And yes, I know, bats are great and awesome and wonderful and all that. They are a major pest controllers. But if they are swooping around my house, around my head, then they are the major pests.
I never laid eyes on a bat until I was in my 30s. When Brian would tell of the time that a bat was in his bedroom when he was a child, I would pretty well hyperventilate Then we moved into an old farmhouse.
The first bat that I experienced, I was sitting down in the kitchen alone one night while everyone else was upstairs sleeping. Did I scream? Oh yeah. Big time. Had I ever before in my entire life screamed like that? No. Never. Ever. Did it cause Brian to hop out of bed and rush to save me? No. I think the ... ahhh ... okay, keep it nice ... 'silly guy' recognized a Bat Shriek. Jamie, all of 13 years old, came to save me. "Get your Dad! Get your Dad!" I hollered at her as I cowered under a blanket. What did he do? When he finally showed up, he quickly shut the two doors locking me into the kitchen with a rippin' bat and a dog that was barking and going crazy trying to jump up and get it. Peeking through a tiny crack he said "Just open the door to outside." "Are you nuts?" I screamed at him; that and probably a few other loud and frantic sentences. What happened after that, I don't really remember. I must have blocked it out for the sake of our marriage.
|Ashley sees something coming ... me, I'm too busy 'smiling for the camera'|
|and still focusing on smiling|
There were lots more bat stories in the years following. In none of them was he cast as the Hero. One of the most vivid images I have of Brian is seared into my brain. It was one of those 'never un-see it' moments. If I had only had a picture of it, I would have an entire line of cards and posters ... it would have gone viral instantly.
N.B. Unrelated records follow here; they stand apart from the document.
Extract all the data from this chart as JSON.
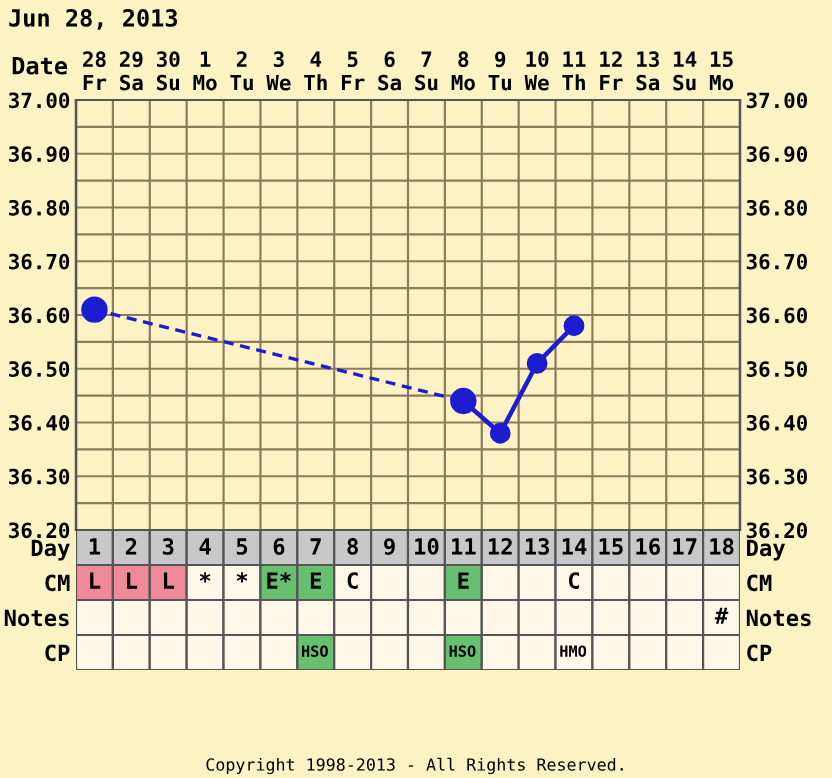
{
  "chart_data": [
    {
      "type": "line",
      "title": "Jun 28, 2013",
      "xlabel": "Date",
      "categories": [
        "28\nFr",
        "29\nSa",
        "30\nSu",
        "1\nMo",
        "2\nTu",
        "3\nWe",
        "4\nTh",
        "5\nFr",
        "6\nSa",
        "7\nSu",
        "8\nMo",
        "9\nTu",
        "10\nWe",
        "11\nTh",
        "12\nFr",
        "13\nSa",
        "14\nSu",
        "15\nMo"
      ],
      "series": [
        {
          "color": "#1c1cd0",
          "line_style": "dashed",
          "values": [
            36.61,
            null,
            null,
            null,
            null,
            null,
            null,
            null,
            null,
            null,
            36.44,
            null,
            null,
            null,
            null,
            null,
            null,
            null
          ]
        },
        {
          "color": "#1c1cd0",
          "line_style": "solid",
          "values": [
            null,
            null,
            null,
            null,
            null,
            null,
            null,
            null,
            null,
            null,
            36.44,
            36.38,
            36.51,
            36.58,
            null,
            null,
            null,
            null
          ]
        }
      ],
      "marker": "circle",
      "grid": true,
      "ylim": [
        36.2,
        37.0
      ],
      "y2lim": [
        36.2,
        37.0
      ],
      "yticks": [
        {
          "value": 36.2,
          "label": "36.20"
        },
        {
          "value": 36.25,
          "label": null
        },
        {
          "value": 36.3,
          "label": "36.30"
        },
        {
          "value": 36.35,
          "label": null
        },
        {
          "value": 36.4,
          "label": "36.40"
        },
        {
          "value": 36.45,
          "label": null
        },
        {
          "value": 36.5,
          "label": "36.50"
        },
        {
          "value": 36.55,
          "label": null
        },
        {
          "value": 36.6,
          "label": "36.60"
        },
        {
          "value": 36.65,
          "label": null
        },
        {
          "value": 36.7,
          "label": "36.70"
        },
        {
          "value": 36.75,
          "label": null
        },
        {
          "value": 36.8,
          "label": "36.80"
        },
        {
          "value": 36.85,
          "label": null
        },
        {
          "value": 36.9,
          "label": "36.90"
        },
        {
          "value": 36.95,
          "label": null
        },
        {
          "value": 37.0,
          "label": "37.00"
        }
      ],
      "y2ticks": [
        {
          "value": 36.2,
          "label": "36.20"
        },
        {
          "value": 36.3,
          "label": "36.30"
        },
        {
          "value": 36.4,
          "label": "36.40"
        },
        {
          "value": 36.5,
          "label": "36.50"
        },
        {
          "value": 36.6,
          "label": "36.60"
        },
        {
          "value": 36.7,
          "label": "36.70"
        },
        {
          "value": 36.8,
          "label": "36.80"
        },
        {
          "value": 36.9,
          "label": "36.90"
        },
        {
          "value": 37.0,
          "label": "37.00"
        }
      ]
    },
    {
      "type": "heatmap",
      "categories": [
        "1",
        "2",
        "3",
        "4",
        "5",
        "6",
        "7",
        "8",
        "9",
        "10",
        "11",
        "12",
        "13",
        "14",
        "15",
        "16",
        "17",
        "18"
      ],
      "y_categories": [
        "Day",
        "CM",
        "Notes",
        "CP"
      ],
      "y2_categories": [
        "Day",
        "CM",
        "Notes",
        "CP"
      ],
      "cells": [
        [
          null,
          null,
          null,
          null,
          null,
          null,
          null,
          null,
          null,
          null,
          null,
          null,
          null,
          null,
          null,
          null,
          null,
          null
        ],
        [
          null,
          null,
          null,
          null,
          null,
          null,
          null,
          null,
          null,
          null,
          null,
          null,
          null,
          null,
          null,
          null,
          null,
          null
        ],
        [
          null,
          null,
          null,
          null,
          null,
          null,
          null,
          null,
          null,
          null,
          null,
          null,
          null,
          null,
          null,
          null,
          null,
          null
        ],
        [
          null,
          null,
          null,
          null,
          null,
          null,
          null,
          null,
          null,
          null,
          null,
          null,
          null,
          null,
          null,
          null,
          null,
          null
        ]
      ],
      "cell_labels": [
        [
          null,
          null,
          null,
          null,
          null,
          null,
          null,
          null,
          null,
          null,
          null,
          null,
          null,
          null,
          null,
          null,
          null,
          null
        ],
        [
          "L",
          "L",
          "L",
          "*",
          "*",
          "E*",
          "E",
          "C",
          null,
          null,
          "E",
          null,
          null,
          "C",
          null,
          null,
          null,
          null
        ],
        [
          null,
          null,
          null,
          null,
          null,
          null,
          null,
          null,
          null,
          null,
          null,
          null,
          null,
          null,
          null,
          null,
          null,
          "#"
        ],
        [
          null,
          null,
          null,
          null,
          null,
          null,
          "HSO",
          null,
          null,
          null,
          "HSO",
          null,
          null,
          "HMO",
          null,
          null,
          null,
          null
        ]
      ],
      "colors": [
        [
          "#c8c8c8",
          "#c8c8c8",
          "#c8c8c8",
          "#c8c8c8",
          "#c8c8c8",
          "#c8c8c8",
          "#c8c8c8",
          "#c8c8c8",
          "#c8c8c8",
          "#c8c8c8",
          "#c8c8c8",
          "#c8c8c8",
          "#c8c8c8",
          "#c8c8c8",
          "#c8c8c8",
          "#c8c8c8",
          "#c8c8c8",
          "#c8c8c8"
        ],
        [
          "#f08a98",
          "#f08a98",
          "#f08a98",
          "#fff8e8",
          "#fff8e8",
          "#66c070",
          "#66c070",
          "#fff8e8",
          "#fff8e8",
          "#fff8e8",
          "#66c070",
          "#fff8e8",
          "#fff8e8",
          "#fff8e8",
          "#fff8e8",
          "#fff8e8",
          "#fff8e8",
          "#fff8e8"
        ],
        [
          "#fff8e8",
          "#fff8e8",
          "#fff8e8",
          "#fff8e8",
          "#fff8e8",
          "#fff8e8",
          "#fff8e8",
          "#fff8e8",
          "#fff8e8",
          "#fff8e8",
          "#fff8e8",
          "#fff8e8",
          "#fff8e8",
          "#fff8e8",
          "#fff8e8",
          "#fff8e8",
          "#fff8e8",
          "#fff8e8"
        ],
        [
          "#fff8e8",
          "#fff8e8",
          "#fff8e8",
          "#fff8e8",
          "#fff8e8",
          "#fff8e8",
          "#66c070",
          "#fff8e8",
          "#fff8e8",
          "#fff8e8",
          "#66c070",
          "#fff8e8",
          "#fff8e8",
          "#fff8e8",
          "#fff8e8",
          "#fff8e8",
          "#fff8e8",
          "#fff8e8"
        ]
      ],
      "annotations": [
        "Copyright 1998-2013 - All Rights Reserved."
      ]
    }
  ]
}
Sometimes we only had one every few years. One year though, we had a number of them. By that time, I was spending a few weeks in the summer in Newfoundland and he was on his own with Bat Battle. He called in a professional ... 'Batman' - that was the business name. He spent a couple hours finding the spot and putting in a system where they could get out but not in again. Cost: $3500. 'Worth it.' my bat beleaguered husband declared.
We been fat-free ever since ... until he summoned them back which his fatal words the other day.
That was last week. This week, JP and I have been on our own while Brian has gone fishing twelve hours away. Yep ... you guessed it. Bat fun again. No main man to defer to and no help from the four legged male. Dog gone. I opened the upstairs balcony door then went into the bathroom with the little sucker ... actually he was a BIG sucker - wing span on him of three feet ... well, maybe a little smaller than that but he was HONKIN' HUGE. There's not a chance that Brian would have ever been in a five foot space with a swooping bat.I can't say it was one of my favourite tasks but I had little choice. With a towel over my head, I took another one to flap at him to drive him out into the hallway towards the open door. Darned if he didn't get caught up in the towel which fell right on top of me. We both went tumbling into the bathtub. I got out faster than him. So I got the broom. I tried to get him to hang on to it so I could 'walk him' out the door. He refused ... very loudly and angrily. I think I know what bat swearing sounds like.
I didn't say a word about it and neither did JP. That's because he was outta there.
It won't take too many more bat adventures for Brian to be searching the internet for a new Batman. Or a new house.